My http://www.courseatlas.com/ initiative was launched October 1, 2004 after I left SunGard Higher Education to form a new venture nick named SKEEDU. SKEEDU was the term I coined to describe the initiative focused on students as consumers. I had thirty years under my belt developing and refining systems centered on the administrative and academic processes of learning. I now felt it was worth spending my 2nd career developing systems that could bridge institutions and students as consumers.
The rationale was to build a set of platforms centered on the principals of collaboration and sharing across institutions which could better serve students and their stakeholders. Most institution's IT focus is influenced by their desire for autonomy and control perspective. Their self interest is motivated by utilizing technology and tools as a means to end. That is not a bad thing. It is just difficult to address an idea of sharing and common specifications with a group of institutions, because they all believe they are so different. Work on common specifications from SPEEDE to PESC to IMS reflected that.
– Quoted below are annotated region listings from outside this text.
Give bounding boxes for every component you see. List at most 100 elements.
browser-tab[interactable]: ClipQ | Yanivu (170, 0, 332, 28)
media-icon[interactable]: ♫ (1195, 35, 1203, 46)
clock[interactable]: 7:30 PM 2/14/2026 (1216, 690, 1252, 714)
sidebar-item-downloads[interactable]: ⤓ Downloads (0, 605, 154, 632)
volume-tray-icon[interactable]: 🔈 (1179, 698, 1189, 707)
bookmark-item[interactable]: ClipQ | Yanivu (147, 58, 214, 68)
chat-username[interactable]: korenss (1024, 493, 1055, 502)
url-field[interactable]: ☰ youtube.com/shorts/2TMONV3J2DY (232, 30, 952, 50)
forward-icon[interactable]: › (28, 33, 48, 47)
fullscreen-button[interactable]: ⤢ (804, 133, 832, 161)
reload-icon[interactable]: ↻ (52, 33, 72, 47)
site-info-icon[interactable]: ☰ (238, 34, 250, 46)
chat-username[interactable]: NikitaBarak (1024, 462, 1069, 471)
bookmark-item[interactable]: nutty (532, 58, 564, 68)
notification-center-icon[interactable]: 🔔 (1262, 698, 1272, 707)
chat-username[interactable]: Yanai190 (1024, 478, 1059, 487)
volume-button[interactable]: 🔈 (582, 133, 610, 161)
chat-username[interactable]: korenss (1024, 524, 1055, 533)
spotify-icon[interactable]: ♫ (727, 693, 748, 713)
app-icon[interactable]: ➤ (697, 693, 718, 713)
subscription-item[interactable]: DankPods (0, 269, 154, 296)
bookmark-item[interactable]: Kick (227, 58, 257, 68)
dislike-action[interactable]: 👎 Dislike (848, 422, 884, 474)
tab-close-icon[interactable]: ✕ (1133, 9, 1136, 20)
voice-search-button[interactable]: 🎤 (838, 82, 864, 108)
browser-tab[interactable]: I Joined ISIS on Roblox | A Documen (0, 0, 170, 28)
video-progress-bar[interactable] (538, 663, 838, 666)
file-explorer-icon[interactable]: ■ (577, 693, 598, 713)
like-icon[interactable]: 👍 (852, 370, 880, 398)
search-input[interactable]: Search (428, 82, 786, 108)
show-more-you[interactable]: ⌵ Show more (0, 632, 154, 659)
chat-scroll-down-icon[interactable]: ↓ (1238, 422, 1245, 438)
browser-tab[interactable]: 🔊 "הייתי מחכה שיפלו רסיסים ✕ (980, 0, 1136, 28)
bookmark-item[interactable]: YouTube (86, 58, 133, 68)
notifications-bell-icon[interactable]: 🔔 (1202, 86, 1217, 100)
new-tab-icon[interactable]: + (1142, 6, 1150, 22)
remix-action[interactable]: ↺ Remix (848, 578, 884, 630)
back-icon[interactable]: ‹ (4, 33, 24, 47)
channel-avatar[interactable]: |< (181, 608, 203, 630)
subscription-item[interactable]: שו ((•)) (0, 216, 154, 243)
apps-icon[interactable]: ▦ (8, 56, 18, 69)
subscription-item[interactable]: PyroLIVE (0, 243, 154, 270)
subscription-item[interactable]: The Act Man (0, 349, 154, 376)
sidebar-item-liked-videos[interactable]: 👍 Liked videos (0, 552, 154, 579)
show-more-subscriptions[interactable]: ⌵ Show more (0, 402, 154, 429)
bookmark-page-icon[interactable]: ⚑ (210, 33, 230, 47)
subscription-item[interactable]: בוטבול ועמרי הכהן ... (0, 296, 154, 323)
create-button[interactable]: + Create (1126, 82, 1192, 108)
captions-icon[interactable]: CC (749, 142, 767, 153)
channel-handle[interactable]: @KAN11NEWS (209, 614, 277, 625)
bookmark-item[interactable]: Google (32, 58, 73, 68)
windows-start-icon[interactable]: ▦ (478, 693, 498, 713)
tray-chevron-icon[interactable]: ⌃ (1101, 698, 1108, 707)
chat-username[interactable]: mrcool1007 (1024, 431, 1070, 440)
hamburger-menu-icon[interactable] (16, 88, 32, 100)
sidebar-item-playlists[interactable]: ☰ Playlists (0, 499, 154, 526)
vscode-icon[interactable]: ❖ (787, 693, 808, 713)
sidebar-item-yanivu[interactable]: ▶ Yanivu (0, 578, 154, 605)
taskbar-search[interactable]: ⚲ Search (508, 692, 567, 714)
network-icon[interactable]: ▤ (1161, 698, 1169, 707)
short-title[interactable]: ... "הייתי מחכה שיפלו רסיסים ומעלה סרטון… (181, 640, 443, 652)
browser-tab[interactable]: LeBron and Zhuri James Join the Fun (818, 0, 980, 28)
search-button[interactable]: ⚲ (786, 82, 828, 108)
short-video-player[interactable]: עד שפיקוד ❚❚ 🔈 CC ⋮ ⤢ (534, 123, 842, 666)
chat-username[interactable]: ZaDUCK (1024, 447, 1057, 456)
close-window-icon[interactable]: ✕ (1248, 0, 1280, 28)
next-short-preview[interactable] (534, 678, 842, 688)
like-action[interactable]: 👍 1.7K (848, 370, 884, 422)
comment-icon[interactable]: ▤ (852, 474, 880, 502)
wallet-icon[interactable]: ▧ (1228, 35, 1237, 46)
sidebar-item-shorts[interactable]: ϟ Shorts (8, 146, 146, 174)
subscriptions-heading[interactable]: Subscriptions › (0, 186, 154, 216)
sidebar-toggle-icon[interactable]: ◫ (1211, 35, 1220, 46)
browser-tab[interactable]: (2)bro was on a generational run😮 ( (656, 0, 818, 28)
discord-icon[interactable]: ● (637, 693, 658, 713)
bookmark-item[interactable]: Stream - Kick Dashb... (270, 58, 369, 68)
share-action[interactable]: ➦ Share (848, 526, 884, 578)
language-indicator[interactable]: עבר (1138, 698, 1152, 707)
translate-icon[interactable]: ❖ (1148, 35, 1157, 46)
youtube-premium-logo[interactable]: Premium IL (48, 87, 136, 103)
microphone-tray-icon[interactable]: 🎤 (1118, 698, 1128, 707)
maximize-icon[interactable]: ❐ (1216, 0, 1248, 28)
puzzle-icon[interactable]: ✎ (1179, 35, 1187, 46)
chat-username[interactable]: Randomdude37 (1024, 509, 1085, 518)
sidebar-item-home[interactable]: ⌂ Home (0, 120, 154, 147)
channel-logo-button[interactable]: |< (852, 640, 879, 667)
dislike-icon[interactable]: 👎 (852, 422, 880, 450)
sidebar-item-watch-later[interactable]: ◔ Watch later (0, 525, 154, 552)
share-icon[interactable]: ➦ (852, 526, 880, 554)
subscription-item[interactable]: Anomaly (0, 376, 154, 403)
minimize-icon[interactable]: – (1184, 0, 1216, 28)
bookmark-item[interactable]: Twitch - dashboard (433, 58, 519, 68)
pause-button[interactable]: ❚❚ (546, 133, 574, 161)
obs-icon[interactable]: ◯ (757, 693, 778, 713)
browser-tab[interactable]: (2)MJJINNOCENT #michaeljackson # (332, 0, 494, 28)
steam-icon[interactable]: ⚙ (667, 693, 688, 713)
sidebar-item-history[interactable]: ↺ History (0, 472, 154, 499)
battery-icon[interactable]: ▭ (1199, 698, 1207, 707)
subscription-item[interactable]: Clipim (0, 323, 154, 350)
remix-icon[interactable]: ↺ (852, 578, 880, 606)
Through my experience working across hundreds of institutions and state systems of higher education, I found the motivation and desire to share a common digital utility hidden and difficult to embrace and often complicated by the same motivations I leveraged for years. The problems spanning policy, process and data across institutions was overwhelming. Yet, selling system solutions and customizing them for each institution was a good business. And, I enjoyed the experience. But, I felt the implications of what was left unfinished off the table unfulfilling.
Information and course management systems reflecting their institutional missions have evolved as well over the last thirty years. Yet, most are still self contained and augmented by localized instances - even in hosted environments. Only recently (post 2000) have we seen the open commons movement from Open Courseware to Merlot sharing course content.
Even though some are hosted centrally, the bridges across institutions are still not revealed. In other words, I get instances from an institutional perspective, but not how they fit together. Which then results in duplication and gaps in processes that has impacted student learning and success.
The concept of the course atlas was developed over decades as I worked with centralized systems of higher education throughout the United States. My first idea was to create a shared course database coined Course Select. Back in 1998, I launched a website by that name and attempted to get institutions to buy into the idea of advertising their courses on the site. It was attractive to continuing education programs, but not traditional course based programs because no one wanted to reinforce the idea a student could cut and paste their course work to a degree.
As you may recall, institutions have long had separate systems managing student information and course information. As evolution of software system continued from the 80's to 90's to 2000, I realized how the industry was hampered by vendor competition between the SIS and LMS players. It separated the technology stack, further complicating the management of learning and increasing operational costs.
I continued to see the emphasis of isolation, rather than sharing a common infrastructure, for which the internet could provide.
The course atlas was my first test of launching a digital asset that could demonstrate the value of working together, on a common platform that could address the start of alignment between institutions. It could be the tool that could help institutions differentiate or align, depending upon their use of it.
We set out to compile and aggregate in one searchable and free database all the current course offerings of every college and university in the United States. Today, it is a full compilation of current course offerings representing 4,000 higher educational institutions. We are now adding corporate universities and their course offerings. Our database has over 3.5 million current course offerings. Which you can search by keywords and attributes across all institutions. Nothing like it exists that is free and open to the public.